The personnel's most notable detail however, is the inclusion of two drummers. While the idea of using multiple percussionists in a jazz context is not new, simultaneously employing two full trap set drummers is rare. It is to Lovano's credit that he chose Otis Brown III and Francisco Mela, whose congenial rapport offers a fascinating study in contrasts. Despite their very different approaches, they perfectly complement each other, laying out to afford extra space as often as providing dramatic accents, even finishing each other's phrases on occasion.

Lovano opened the set unaccompanied on tenor with abstract, intervallic phrases that gradually congealed into the knotty theme to "Us Five," culled from the group's 2009 Blue Note debut, Folk Art. While alternating with the drummers it became immediately apparent that Lovano's statement in the liner notes to Cross Culture that "everyone is leading and following" is a truism, and nowhere is this more evident than in the quintet's live performances. Their studio albums are masterfully concise creations, yet in concert Lovano spontaneously conducts his sidemen, setting up trios, duos and solos that allow each member ample room to interpret the material in their own fashion.

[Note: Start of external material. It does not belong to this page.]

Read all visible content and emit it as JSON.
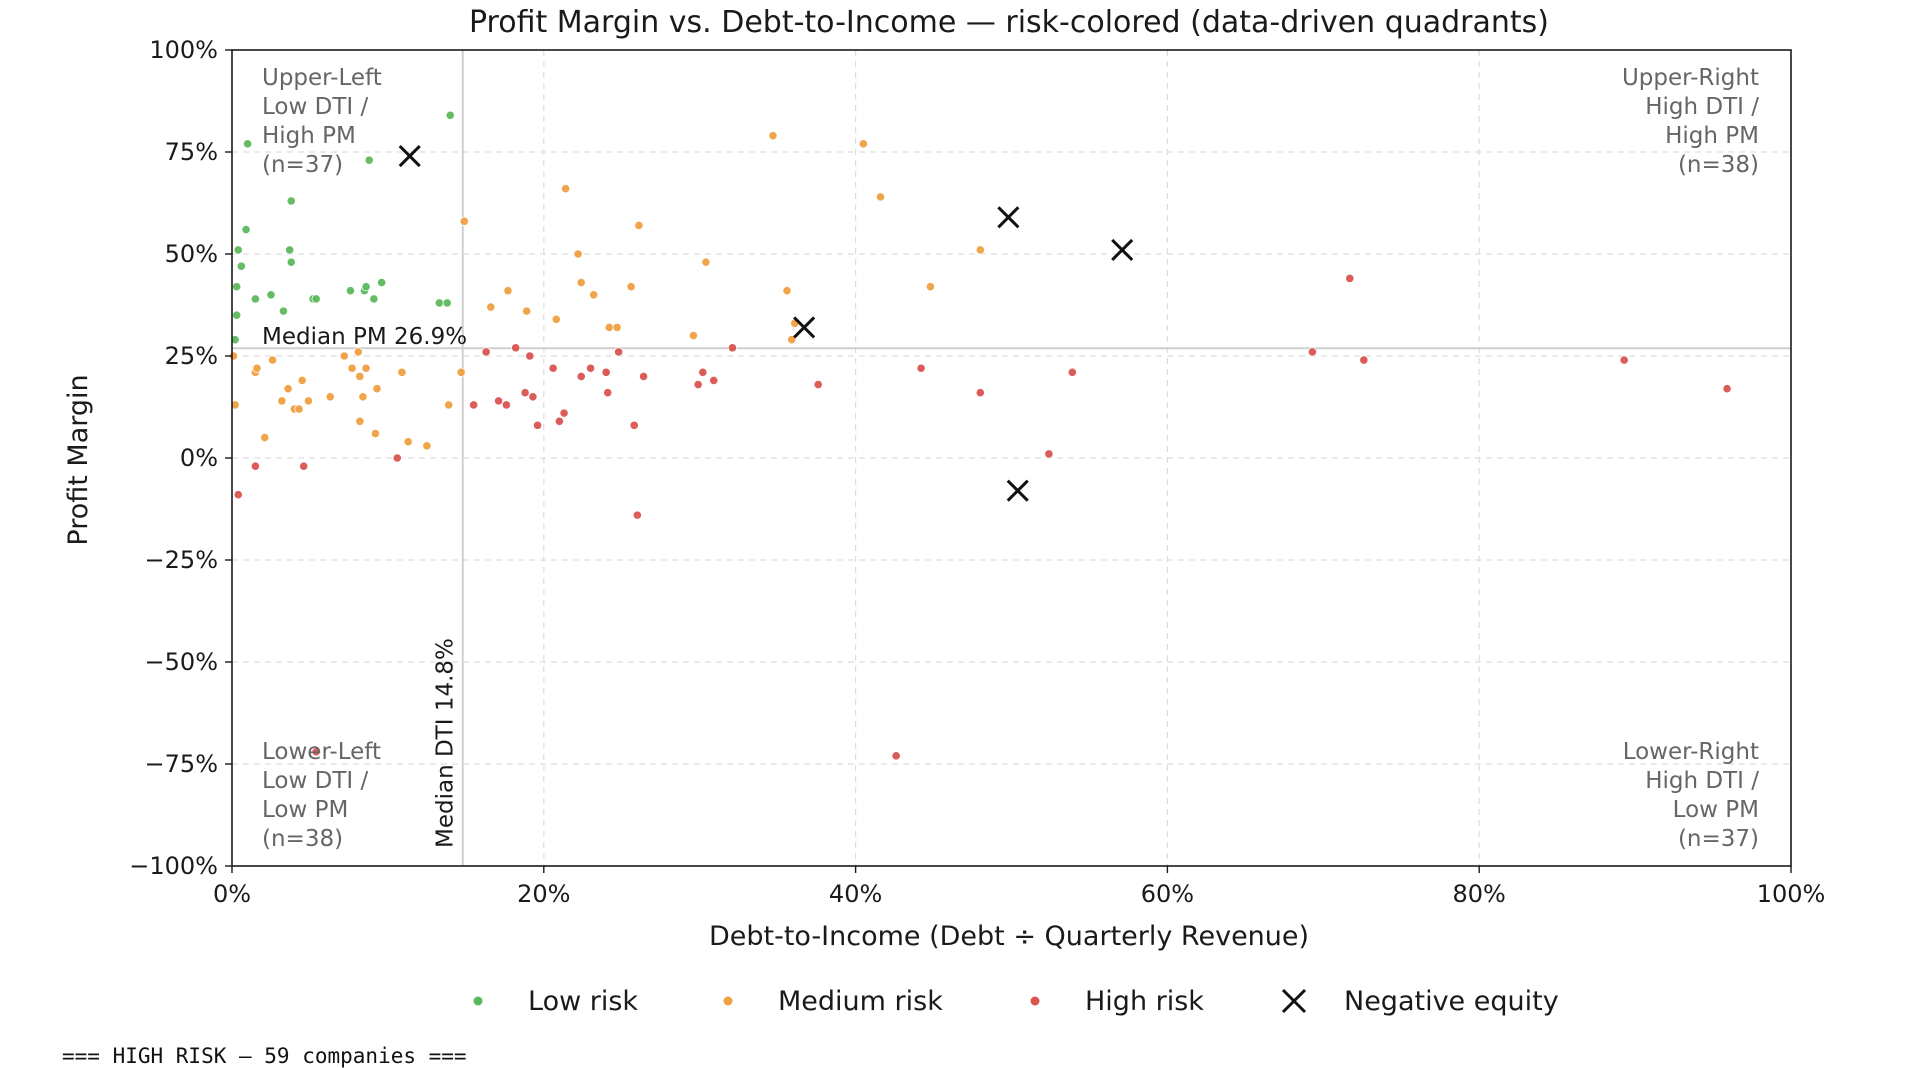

The opener proved indicative of Lovano's expansive concepts, encompassing spirited statements from all, highlighted by Weidman's cascading linear runs and Spaulding's virtuosic fretwork—whose palpable enthusiasm was shared by her equally beaming partners. Taking his cue, Lovano switched to straight alto and concluded the labyrinthine composition with sprightly trades directed amongst Brown and Mela, his keen rhythmic articulation inspiring focused attentiveness from both drummers.

Stringing together a trio of originals from their newest release, the group launched into the jaunty swinger "Blessings In May," the lead tune, before seamlessly transitioning into "PM," the album's frenetic closer. Gradually, they collectively modulated into a hypnotic rendition of "Cross Culture," the haunting title track. Reveling in the song's bluesy ambience and languid tempo, Lovano demonstrated his sophisticated mastery of the tenor with a series of soulful refrains.

"Yardbird Suite," first heard on Bird Songs, the band's 2011 Charlie Parker-themed Blue Note release, materialized from an impressionistic haze, as the leader's breathy tenor elicitations incrementally intensified, underscored by Brown and Mela's nimble interchanges. The two drummers took turns accompanying Spaulding's quicksilver bass solo, revealing subtle differences in their techniques, even at low volume. Brown's controlled precision offered cool yin to Mela's fiery yang, whose brash cymbal crashes and hard-hitting attack provided dynamic contrast. Spaulding and Weidman's probing extrapolations were followed by Lovano's diaphanous tenor coda, which subtly evoked the graceful spirituality of John Coltrane.

The leader introduced the band members mid-set, before announcing Billy Strayhorn's opulent ballad "Star Cross Lovers," which featured Lovano's most heartfelt and lyrical playing of the date—an aesthetic extended by Weidman and Spaulding's plangent testimonials. Spaulding led the opening of the mesmerizing "Drum Song" accompanied by Brown and Mela's exotic pointillist accents, as a funky Afro-Latin variation on "Golden Horn" slowly emerged, before Brown and Mela engaged in a furious duel that peaked with the thunderous volume of a drum line march. Lovano quickly stated the angular melody of "Modern Man" on aulochrome, closing the triptych medley with zealous fervor.